Me and my trusty, ever ravenous English Springer Spaniel Kibo set out on a walk in the winter sunshine yesterday. The dry leaves and cool-ish breeze reminded me of a fall day in Ontario.
We were looking for Victoria Park on Brisbane’s north side. We were searching for the Inukshuk of Canada’s Inuit people. Canada had given the stone monument to Brisbane for World Expo 88 and to mark 200 years of European settlement in Australia.
First, though, we had to find the Inukshuk.
Victoria Park, or Barrambbin (which means windy place), is not what I expected. Most of it is golf course with rolling greens and hard round flying objects. We asked around and finally found that the park area with a small duck pond and a dried grass playing field in the lowlands between the golf course and a major highway.

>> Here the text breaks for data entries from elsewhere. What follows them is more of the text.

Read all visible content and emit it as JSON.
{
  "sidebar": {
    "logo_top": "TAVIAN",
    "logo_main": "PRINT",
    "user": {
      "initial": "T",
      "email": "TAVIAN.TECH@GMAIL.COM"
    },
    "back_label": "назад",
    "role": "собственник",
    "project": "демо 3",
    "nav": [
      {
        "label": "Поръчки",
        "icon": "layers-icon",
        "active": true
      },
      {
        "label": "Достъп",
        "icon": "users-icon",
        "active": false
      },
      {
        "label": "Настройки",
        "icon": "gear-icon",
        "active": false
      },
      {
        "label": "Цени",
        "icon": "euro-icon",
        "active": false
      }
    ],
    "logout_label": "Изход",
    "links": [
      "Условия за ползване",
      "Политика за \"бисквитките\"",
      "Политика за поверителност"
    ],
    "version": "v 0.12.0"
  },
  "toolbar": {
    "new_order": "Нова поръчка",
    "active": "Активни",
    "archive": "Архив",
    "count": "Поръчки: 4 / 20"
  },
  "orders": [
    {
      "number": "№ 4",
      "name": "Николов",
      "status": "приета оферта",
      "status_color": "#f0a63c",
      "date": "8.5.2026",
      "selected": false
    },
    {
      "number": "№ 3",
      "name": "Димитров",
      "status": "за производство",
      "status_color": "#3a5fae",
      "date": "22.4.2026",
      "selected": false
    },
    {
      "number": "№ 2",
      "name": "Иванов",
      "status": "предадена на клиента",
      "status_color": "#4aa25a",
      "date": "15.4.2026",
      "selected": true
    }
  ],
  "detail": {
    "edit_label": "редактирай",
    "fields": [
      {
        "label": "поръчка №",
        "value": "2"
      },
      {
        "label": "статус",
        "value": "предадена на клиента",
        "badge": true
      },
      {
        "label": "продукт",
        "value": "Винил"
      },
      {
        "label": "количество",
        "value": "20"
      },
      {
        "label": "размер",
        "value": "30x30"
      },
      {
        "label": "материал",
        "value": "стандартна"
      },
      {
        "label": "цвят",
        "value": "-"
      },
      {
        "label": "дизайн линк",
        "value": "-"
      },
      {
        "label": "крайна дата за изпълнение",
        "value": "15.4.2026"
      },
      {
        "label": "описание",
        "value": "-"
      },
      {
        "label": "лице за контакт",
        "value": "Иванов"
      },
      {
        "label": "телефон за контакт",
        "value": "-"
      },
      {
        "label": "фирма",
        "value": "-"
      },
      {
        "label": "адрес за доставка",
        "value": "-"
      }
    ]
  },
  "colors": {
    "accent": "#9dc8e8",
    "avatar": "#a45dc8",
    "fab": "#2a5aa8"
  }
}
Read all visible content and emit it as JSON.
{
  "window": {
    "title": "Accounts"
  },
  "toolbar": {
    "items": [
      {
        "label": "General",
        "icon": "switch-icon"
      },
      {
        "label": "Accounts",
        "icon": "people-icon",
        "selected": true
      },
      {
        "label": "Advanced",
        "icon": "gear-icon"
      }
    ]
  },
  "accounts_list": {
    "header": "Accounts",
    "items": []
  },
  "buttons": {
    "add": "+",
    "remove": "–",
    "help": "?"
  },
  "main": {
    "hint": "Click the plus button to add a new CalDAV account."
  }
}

But when we got there, there was no sign of the Inukshuk. Had I been looking for an object too big? I looked closer to the ground. Kibo, my hungry companion, looked closer at the ducks in the pond.We did the circumference of the small park and only when I turned back to look towards the highway did I spot the Inukshuk through a wire fence. We walked up the hill and over the highway.

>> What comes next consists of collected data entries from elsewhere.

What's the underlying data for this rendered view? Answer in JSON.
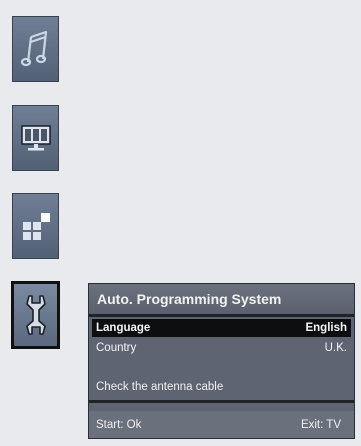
{
  "sidebar": {
    "items": [
      {
        "icon": "music-note-icon"
      },
      {
        "icon": "monitor-picture-icon"
      },
      {
        "icon": "feature-squares-icon"
      },
      {
        "icon": "wrench-install-icon"
      }
    ]
  },
  "dialog": {
    "title": "Auto. Programming System",
    "rows": [
      {
        "label": "Language",
        "value": "English"
      },
      {
        "label": "Country",
        "value": "U.K."
      }
    ],
    "message": "Check the antenna cable",
    "start_label": "Start: Ok",
    "exit_label": "Exit: TV"
  },
  "colors": {
    "background": "#e8eaee",
    "tile": "#5f6c82",
    "panel": "#5e6471",
    "selected_row": "#0d0e10"
  }
}
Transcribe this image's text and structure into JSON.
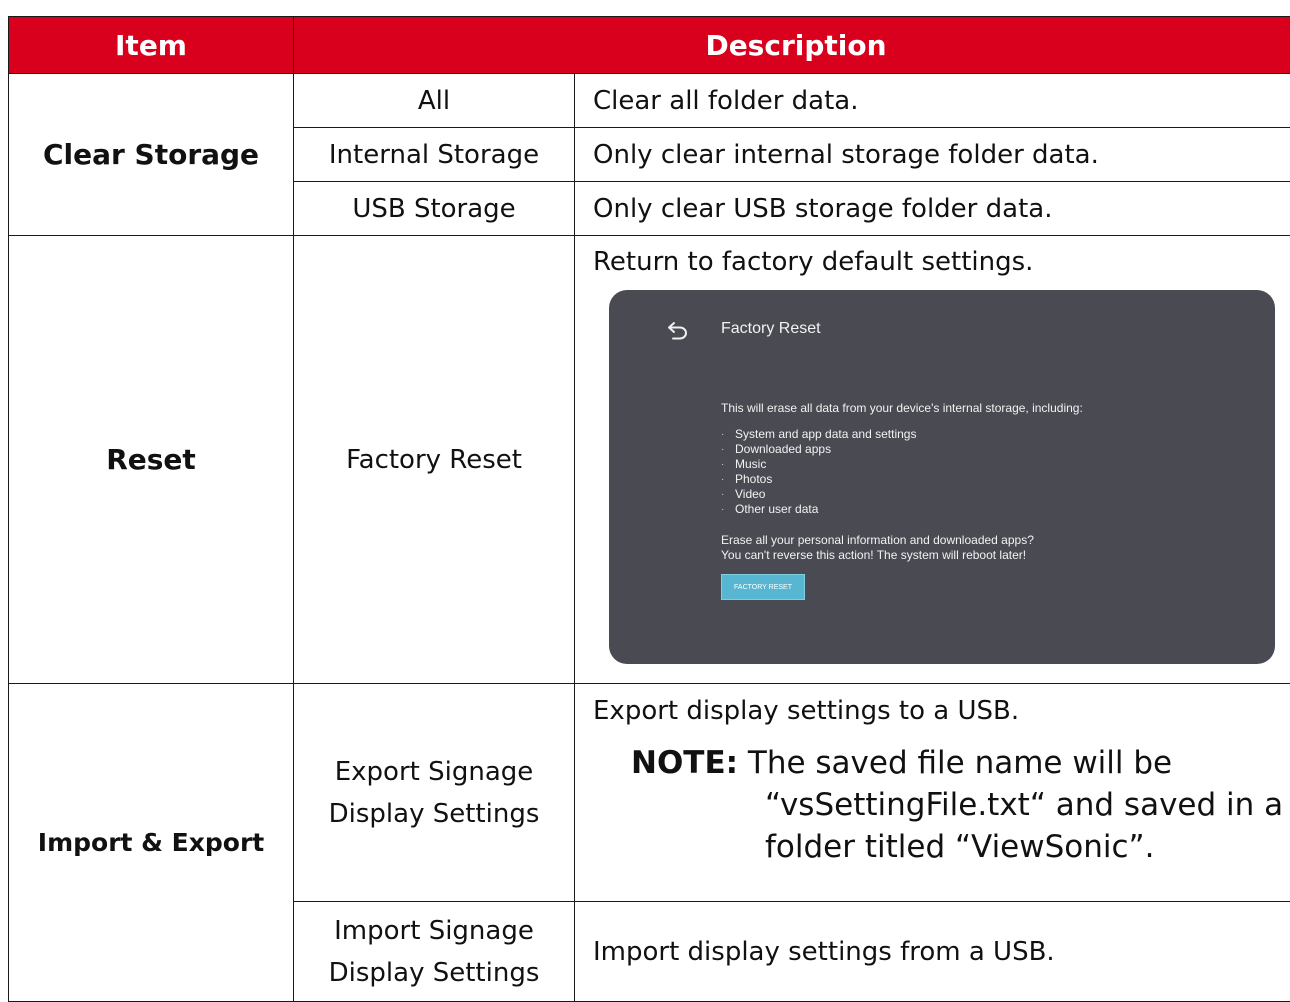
{
  "header": {
    "item": "Item",
    "description": "Description"
  },
  "clear_storage": {
    "label": "Clear Storage",
    "rows": [
      {
        "sub": "All",
        "desc": "Clear all folder data."
      },
      {
        "sub": "Internal Storage",
        "desc": "Only clear internal storage folder data."
      },
      {
        "sub": "USB Storage",
        "desc": "Only clear USB storage folder data."
      }
    ]
  },
  "reset": {
    "label": "Reset",
    "sub": "Factory Reset",
    "desc": "Return to factory default settings.",
    "screenshot": {
      "title": "Factory Reset",
      "message": "This will erase all data from your device's internal storage, including:",
      "items": [
        "System and app data and settings",
        "Downloaded apps",
        "Music",
        "Photos",
        "Video",
        "Other user data"
      ],
      "question": "Erase all your personal information and downloaded apps?",
      "warning": "You can't reverse this action! The system will reboot later!",
      "button": "FACTORY RESET",
      "bg_color": "#4a4a53",
      "button_color": "#57b6d1"
    }
  },
  "import_export": {
    "label": "Import & Export",
    "export_sub_1": "Export Signage",
    "export_sub_2": "Display Settings",
    "export_desc": "Export display settings to a USB.",
    "note_label": "NOTE:",
    "note_line1": "The saved file name will be",
    "note_line2": "“vsSettingFile.txt“ and saved in a",
    "note_line3": "folder titled “ViewSonic”.",
    "import_sub_1": "Import Signage",
    "import_sub_2": "Display Settings",
    "import_desc": "Import display settings from a USB."
  },
  "colors": {
    "header_red": "#d8001c"
  }
}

Here it was, this large marker that the Inuit people of Nunavut and northern Canada used for many reasons, including to help travellers through Arctic journeys. (You can read more on Inuksuit here.)
I had expected to feel some sort of spiritual connection as I approached the Inukshuk. I had imagined being at ease here, finding a small pocket of belonging. I’d thought I might make it a place to come for contemplation and writing. I imagined holding Inukshuk Readings with other writers and friends.

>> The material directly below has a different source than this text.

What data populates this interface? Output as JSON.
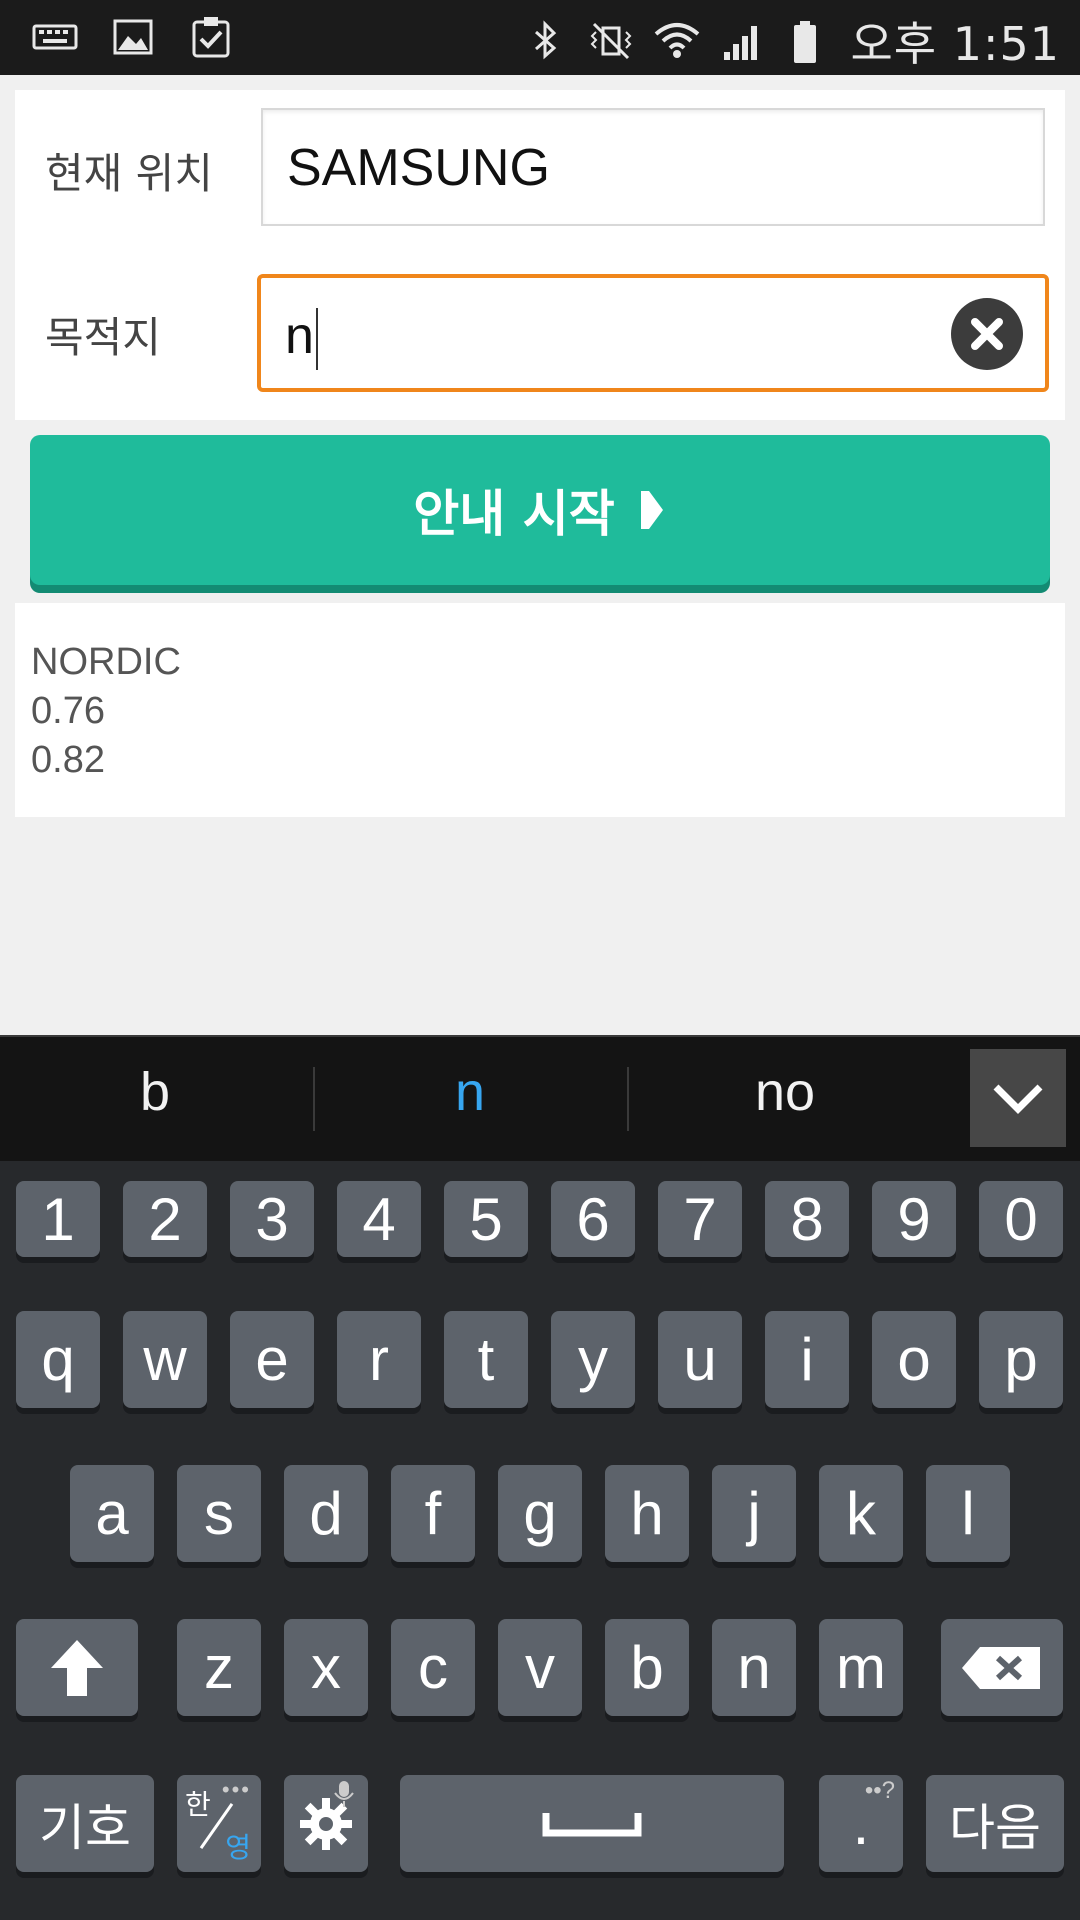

But as we walked up to my piece of indigenous Canada over the thundering traffic of the highway and train lines all I felt was disconnection and disappointment. These beautiful stones did not belong here at the intersection of three pathways, sandwiched between tennis courts and a motorway.
I had not expected my quiet space of contemplation to be accompanied by the constant stressed rumble of speeding cars and trucks.
I looked up at the Inukshuk. It looked lonely. It felt lonely. It seemed oddly empty as if the spirit of the stones had left. Pushed out by noise and concrete. This is the third Brisbane home for the Inukshuk and I wondered if the spirit of the stone was off somewhere else waiting to come back. Waiting for the stones to be moved to a place where it belonged, like a place of great beauty. Maybe for stone, being here since 2005 is not such a long time. Maybe when you’re a stone spirit, it’s easier to wait out the folly of humans.
I wandered around the monument. Perhaps I had had too many expectations?No I was certain. The Inukshuk didn’t feel right. It didn’t belong.And it made me wonder, how do the indigenous people feel in the western cities we’ve built on their land?
The placard next to the Inukshuk says the people of the Northwest Territories (which in 1999 was divided into the Inuit territory of Nunavut and the Northwest Territories) offered this monument to Brisbane and offered their congratulations to Australia for ”its 200th anniversary of nationhood.” A question popped into my head: Really? Would the Inuit be congratulating Australia for that?
Kibo and I turn and walk back the way we came, leaving the Inukshuk, the traffic noise and the ducks behind us. If I can’t get a piece of Canada here, we might as well settle for a piece of France and go to the markets for some Basque cheese.